Je vais vous faire une confidence : à 18 ans, en entrant à l'Ecole normale supérieure, je voulais être un penseur et j'étais en conséquence déterminé à surtout ne pas me marier et à ne pas avoir d'enfants. Puis j'ai eu des relations sexuelles avec une femme, par erreur je l'ai engrossée et, bien que favorable à l'avortement, je n'ai pas voulu la faire avorter ; marié à 22 ans, je suis devenu père à 23 ans. Ce n'était pas mon plan initial, tout au contraire. L'existence est ainsi : il faut affronter des situations devant lesquelles on se découvre soi-même...

M. Jean-Pierre Sueur , président . - Cela ne vous a pas empêché d'être penseur...

M. Jacques-Alain Miller . - Cela a quand même été plus difficile... Il existe un baby business , qui me répugne. Une interdiction pure et simple, le refus d'accueillir ce fait dans le symbolique nous le renverra dans le réel de façon beaucoup plus menaçante. Il vaut mieux avancer courageusement les yeux ouverts pour réguler. Je ne suis pas pour que la loi se borne à traduire l'état du monde, mais pour que nous en capturions les ressorts, pour les orienter dans le sens souhaitable, qui est humaniste.
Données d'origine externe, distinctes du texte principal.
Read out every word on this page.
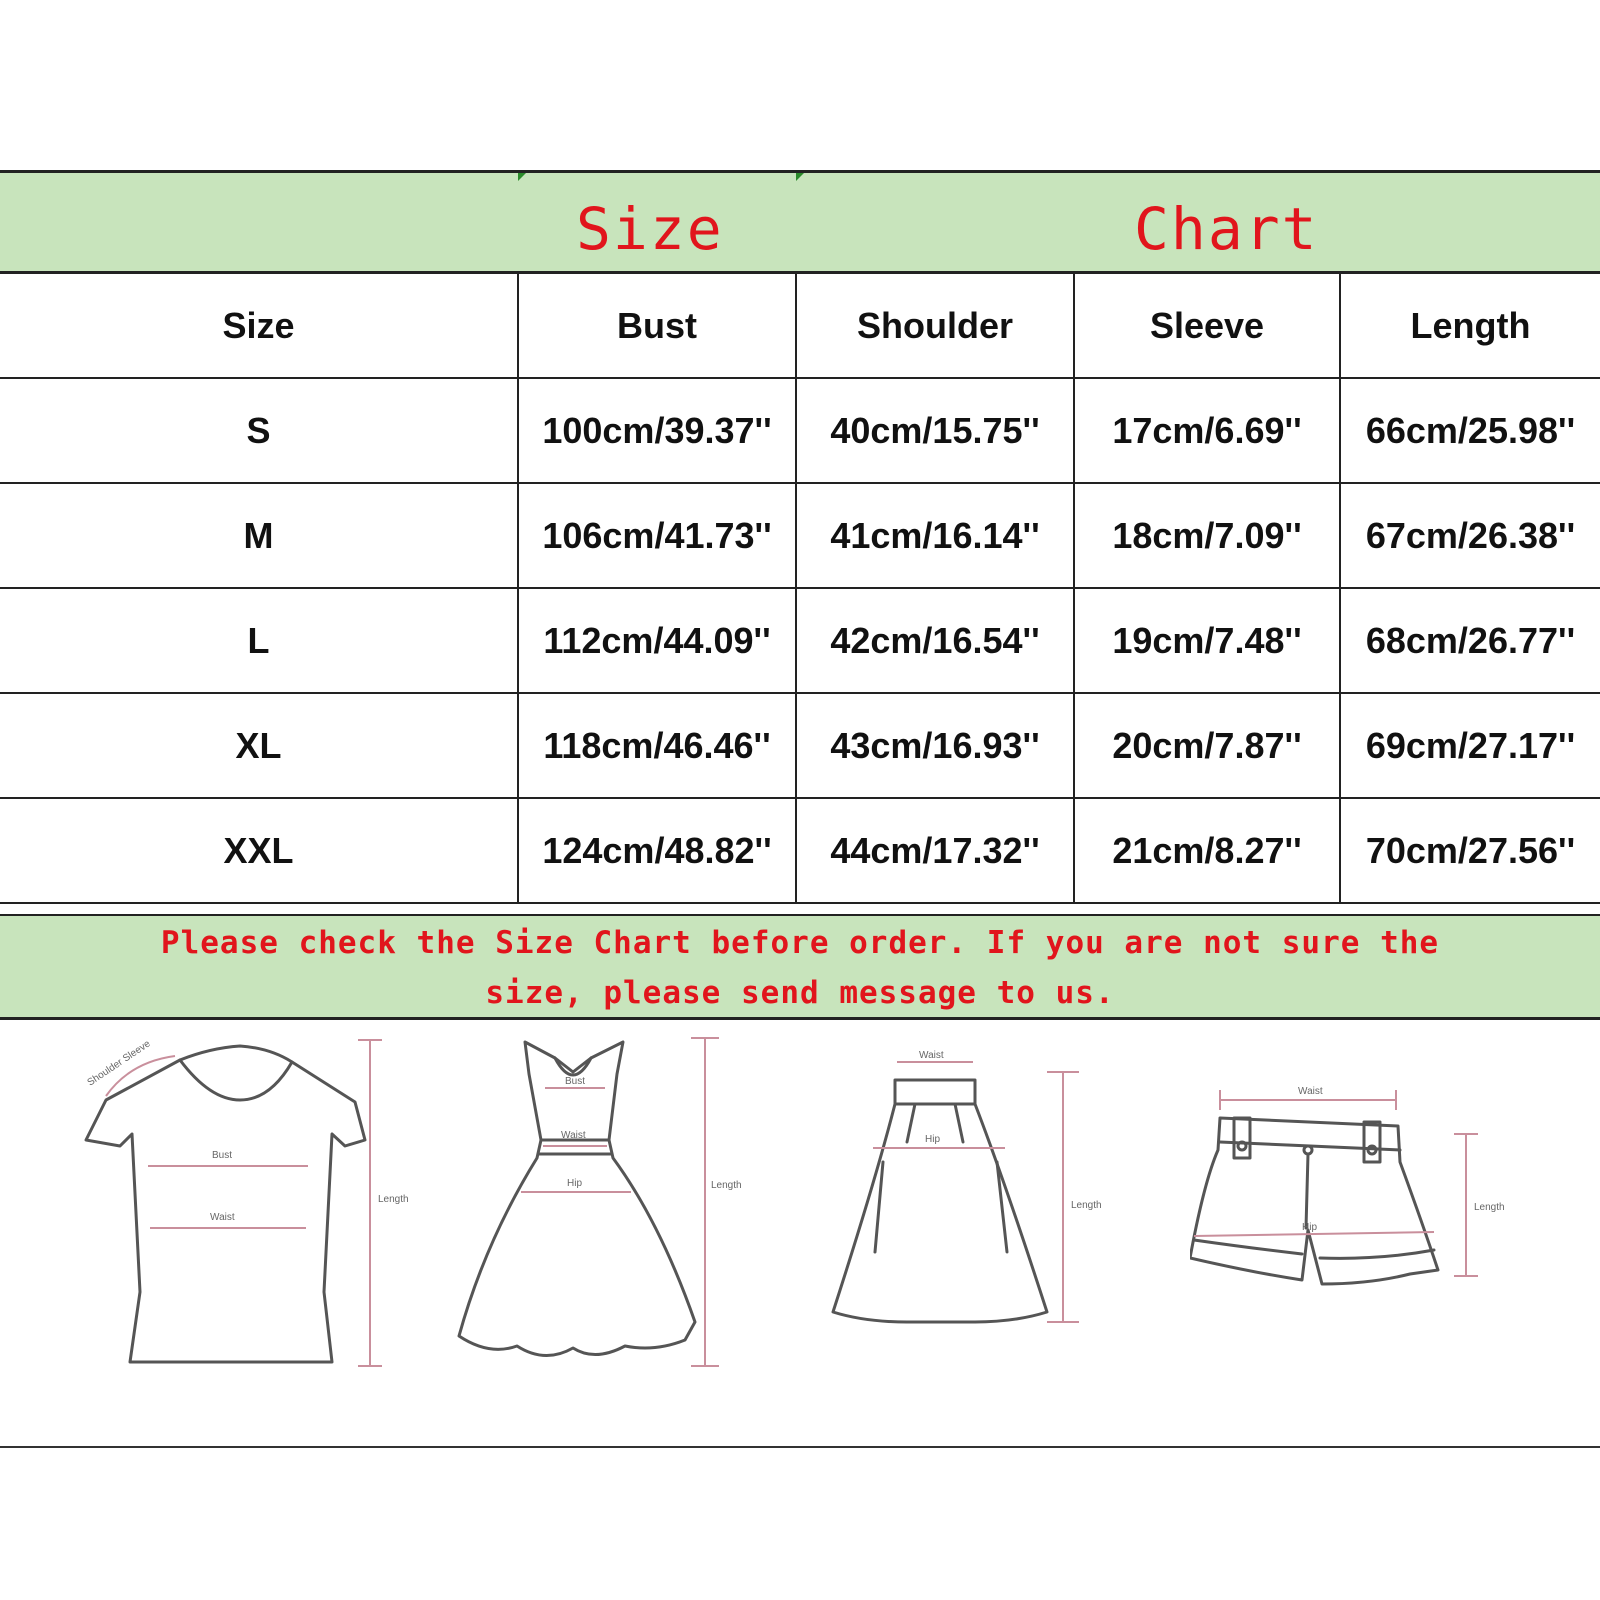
Size	Chart
Size	Bust	Shoulder	Sleeve	Length
S	100cm/39.37''	40cm/15.75''	17cm/6.69''	66cm/25.98''
M	106cm/41.73''	41cm/16.14''	18cm/7.09''	67cm/26.38''
L	112cm/44.09''	42cm/16.54''	19cm/7.48''	68cm/26.77''
XL	118cm/46.46''	43cm/16.93''	20cm/7.87''	69cm/27.17''
XXL	124cm/48.82''	44cm/17.32''	21cm/8.27''	70cm/27.56''
Please check the Size Chart before order. If you are not sure the
size, please send message to us.
Shoulder Sleeve
Bust
Waist
Length
Bust
Waist
Hip	Length
Waist
Hip
Length
Waist
Hip
Length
Ne soyons pas spectateurs, ne baissons pas les bras... mais ne nous racontons pas d'histoires ! Or la France se raconte depuis longtemps des histoires, la gauche et la droite se racontent des histoires, que c'était mieux avant ; elles s'imaginent que l'on va restaurer, l'une des normes, l'autre des traditions qui sont dépassées. Je vois la substance du pays qui dépérit, un dynamisme insuffisant et je ne sache pas que ni Lénine, ni Mao aient jamais sacrifié la puissance du pays...

M. Jean-Pierre Sueur , président . - Pourquoi terminer sur l'évocation de ces deux figures ?

M. Jacques-Alain Miller . - Même les figures les plus extrêmes de la gauche ont reconnu qu'il fallait une estimation et un respect de la puissance du pays. Il y a un appel à lancer aux Français pour que la puissance et le rang du pays soient respectés, or je les vois menacés aujourd'hui.

M. Jean-Pierre Sueur , président . - Merci beaucoup. Aucune rencontre avec vous n'est banale. Ce que vous dites nous donne toujours à penser, nous vous en sommes reconnaissants.